One of the soldiers again asked Bilal for his ID card, and when he asked why they didn’t answer. He addressed them in English. They didn’t really answer. At one point, when they had gotten Hamada’s ID card, the soldiers ordered him to get dressed and join them, and to take his medication with him.
“In other words, they knew that he’s ill,” concluded Manal, adding: “Samer was crying all the time, out of fear for his brother.”’


‘Nobody hit Tamimi. He noticed that one soldier took a selfie with him. He still doesn’t know why he was arrested. Evening fell, and he was driven to the Shin Bet’s Ayalon Prison, to a cell that had only a mattress. His parents didn’t know where he was or how he was doing. He was held in that same cell for three days, in precautionary coronavirus quarantine, and was allowed to go out to the yard for a breather two hours a day. On Monday, August 24, his stomach was growling: He hadn’t received food regularly, only bottles of water. Fortunately, two detainees from Bethlehem who passed by his cell when they were out in the yard, managed to collect some food for him from other detainees and from a criminal detainee, in charge of distributing food. Tamimi didn’t know that his parents were still going crazy with worry.’

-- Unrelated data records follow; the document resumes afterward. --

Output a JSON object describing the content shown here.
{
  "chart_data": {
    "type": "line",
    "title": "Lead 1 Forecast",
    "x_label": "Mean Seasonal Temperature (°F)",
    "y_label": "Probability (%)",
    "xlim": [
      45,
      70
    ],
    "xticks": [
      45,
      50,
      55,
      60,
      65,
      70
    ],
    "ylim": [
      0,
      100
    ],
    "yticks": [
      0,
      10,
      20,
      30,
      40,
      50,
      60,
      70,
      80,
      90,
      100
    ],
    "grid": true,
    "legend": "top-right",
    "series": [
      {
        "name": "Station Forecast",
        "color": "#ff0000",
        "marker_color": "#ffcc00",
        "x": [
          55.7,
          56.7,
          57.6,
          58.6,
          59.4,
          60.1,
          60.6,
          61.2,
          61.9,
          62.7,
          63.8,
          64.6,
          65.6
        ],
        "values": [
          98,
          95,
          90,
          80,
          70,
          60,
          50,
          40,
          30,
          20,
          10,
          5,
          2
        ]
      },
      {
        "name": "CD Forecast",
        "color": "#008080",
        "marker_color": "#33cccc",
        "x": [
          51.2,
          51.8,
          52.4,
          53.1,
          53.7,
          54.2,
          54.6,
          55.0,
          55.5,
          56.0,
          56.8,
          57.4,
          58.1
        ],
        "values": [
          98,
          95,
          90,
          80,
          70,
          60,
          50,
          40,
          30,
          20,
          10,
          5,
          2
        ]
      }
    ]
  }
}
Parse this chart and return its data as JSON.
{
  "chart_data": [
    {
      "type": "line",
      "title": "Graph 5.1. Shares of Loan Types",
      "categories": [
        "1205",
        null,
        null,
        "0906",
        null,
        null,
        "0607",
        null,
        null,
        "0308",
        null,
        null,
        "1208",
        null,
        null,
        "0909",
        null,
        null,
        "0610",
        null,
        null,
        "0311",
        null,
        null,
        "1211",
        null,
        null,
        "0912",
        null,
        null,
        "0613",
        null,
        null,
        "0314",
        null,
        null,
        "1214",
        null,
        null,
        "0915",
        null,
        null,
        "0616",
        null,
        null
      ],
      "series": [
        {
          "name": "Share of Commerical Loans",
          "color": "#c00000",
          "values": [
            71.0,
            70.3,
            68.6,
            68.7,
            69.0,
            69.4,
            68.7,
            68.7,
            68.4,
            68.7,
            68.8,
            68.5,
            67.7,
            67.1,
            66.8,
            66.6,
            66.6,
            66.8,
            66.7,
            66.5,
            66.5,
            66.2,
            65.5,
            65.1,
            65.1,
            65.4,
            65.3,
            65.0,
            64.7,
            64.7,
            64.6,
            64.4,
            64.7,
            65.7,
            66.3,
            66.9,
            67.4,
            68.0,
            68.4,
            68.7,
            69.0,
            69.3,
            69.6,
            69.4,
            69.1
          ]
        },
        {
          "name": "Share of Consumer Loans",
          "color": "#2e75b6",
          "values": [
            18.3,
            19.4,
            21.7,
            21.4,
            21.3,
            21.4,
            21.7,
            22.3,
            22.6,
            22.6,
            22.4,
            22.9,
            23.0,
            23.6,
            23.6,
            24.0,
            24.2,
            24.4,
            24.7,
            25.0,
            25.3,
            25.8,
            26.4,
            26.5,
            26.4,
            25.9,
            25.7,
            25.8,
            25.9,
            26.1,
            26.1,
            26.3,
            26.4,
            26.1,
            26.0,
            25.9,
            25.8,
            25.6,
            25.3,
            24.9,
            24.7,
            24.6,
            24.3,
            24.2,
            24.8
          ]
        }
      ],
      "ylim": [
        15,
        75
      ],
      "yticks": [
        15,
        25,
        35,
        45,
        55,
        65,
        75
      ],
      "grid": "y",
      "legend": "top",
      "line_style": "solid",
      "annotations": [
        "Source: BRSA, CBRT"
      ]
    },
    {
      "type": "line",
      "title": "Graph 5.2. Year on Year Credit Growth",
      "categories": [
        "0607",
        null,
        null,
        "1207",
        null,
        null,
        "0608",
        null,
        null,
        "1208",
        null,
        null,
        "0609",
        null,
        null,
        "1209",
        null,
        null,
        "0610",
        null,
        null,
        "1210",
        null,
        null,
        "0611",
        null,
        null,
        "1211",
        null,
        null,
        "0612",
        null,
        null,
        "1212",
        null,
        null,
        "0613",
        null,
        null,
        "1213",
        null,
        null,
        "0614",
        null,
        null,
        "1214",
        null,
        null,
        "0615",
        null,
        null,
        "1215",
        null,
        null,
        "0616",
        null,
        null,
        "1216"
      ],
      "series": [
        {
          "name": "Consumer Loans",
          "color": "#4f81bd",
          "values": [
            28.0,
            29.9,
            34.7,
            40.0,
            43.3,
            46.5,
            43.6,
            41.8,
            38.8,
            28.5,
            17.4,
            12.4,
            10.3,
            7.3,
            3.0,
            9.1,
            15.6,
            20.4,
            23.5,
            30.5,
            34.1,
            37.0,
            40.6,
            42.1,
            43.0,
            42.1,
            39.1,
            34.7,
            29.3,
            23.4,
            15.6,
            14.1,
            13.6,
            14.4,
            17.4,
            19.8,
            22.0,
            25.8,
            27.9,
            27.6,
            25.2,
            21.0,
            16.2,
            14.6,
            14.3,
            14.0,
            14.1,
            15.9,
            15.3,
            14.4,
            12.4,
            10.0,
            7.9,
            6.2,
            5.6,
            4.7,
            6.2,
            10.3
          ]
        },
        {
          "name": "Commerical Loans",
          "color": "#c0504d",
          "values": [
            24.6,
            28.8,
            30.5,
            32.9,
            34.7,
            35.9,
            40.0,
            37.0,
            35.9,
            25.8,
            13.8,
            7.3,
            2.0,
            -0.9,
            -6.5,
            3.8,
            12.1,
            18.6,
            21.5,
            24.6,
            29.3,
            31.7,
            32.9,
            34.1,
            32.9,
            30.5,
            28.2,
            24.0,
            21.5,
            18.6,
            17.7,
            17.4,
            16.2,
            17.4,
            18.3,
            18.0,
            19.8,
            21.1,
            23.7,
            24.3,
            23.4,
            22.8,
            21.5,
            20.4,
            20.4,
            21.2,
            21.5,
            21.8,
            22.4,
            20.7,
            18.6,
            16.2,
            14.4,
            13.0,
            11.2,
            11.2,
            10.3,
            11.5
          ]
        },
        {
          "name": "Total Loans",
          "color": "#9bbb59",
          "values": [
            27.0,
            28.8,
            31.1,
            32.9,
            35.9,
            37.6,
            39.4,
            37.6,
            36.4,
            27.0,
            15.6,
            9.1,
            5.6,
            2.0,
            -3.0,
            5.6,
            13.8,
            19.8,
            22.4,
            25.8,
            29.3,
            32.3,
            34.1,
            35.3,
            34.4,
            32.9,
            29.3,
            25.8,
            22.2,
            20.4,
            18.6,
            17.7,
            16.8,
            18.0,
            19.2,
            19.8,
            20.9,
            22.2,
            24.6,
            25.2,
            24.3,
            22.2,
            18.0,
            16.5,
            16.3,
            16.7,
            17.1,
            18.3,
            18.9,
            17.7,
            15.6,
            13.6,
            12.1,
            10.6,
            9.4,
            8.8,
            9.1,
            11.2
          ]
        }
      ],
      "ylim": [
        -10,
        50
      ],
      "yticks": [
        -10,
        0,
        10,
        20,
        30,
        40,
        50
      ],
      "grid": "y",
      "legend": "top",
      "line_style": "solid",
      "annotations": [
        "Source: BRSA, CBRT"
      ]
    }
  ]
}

‘On Wednesday Hamada’s parents knew that he would be brought for an extension of his detention before a judge, before the conclusion of the 96 hours since his arrest. Manal arrived at Ofer early in the morning. She waited. And waited. And waited. It was time for the judges’ lunch break. Afterward, the lawyer from the Al-Dameer Association for Human Rights said that Hamada wasn’t even on the list of detainees who’d continue to be kept in custody, and the police knew nothingAt about 5 P.M. the lawyer received a certificate of release from the Modi’in Ilit police.
In the evening Tamimi was transported handcuffed, his eyes uncovered, to the Maccabim checkpoint, and released there. Using the cellphone of two residents of the village of Beit Sira who were there, he called home. Within half an hour Bilal came to pick him up. Four of the family’s phones (not Hamada’s) and the camera were returned to Bilal on September 1. The IDF spokesperson told Haaretz Hamada “was arrested by order of the security forces and based on operational considerations.”’

Read the article here.

The random arrests for operational considerations are just one sign of the almighty power of a security apparatus and government that appears to be unable to deal effectively with COVID-19, but is still busy arresting Palestinians randomly, not to speak of shooting Palestinians randomly (see: here.)

Trampling the rights of people who should be considered citizens after more than 50 years, annexation or no annexation, might be sustainable, but it’s still wrong. Self-interested well-understood sometimes leads to acceptable outcomes, not always unfortunately.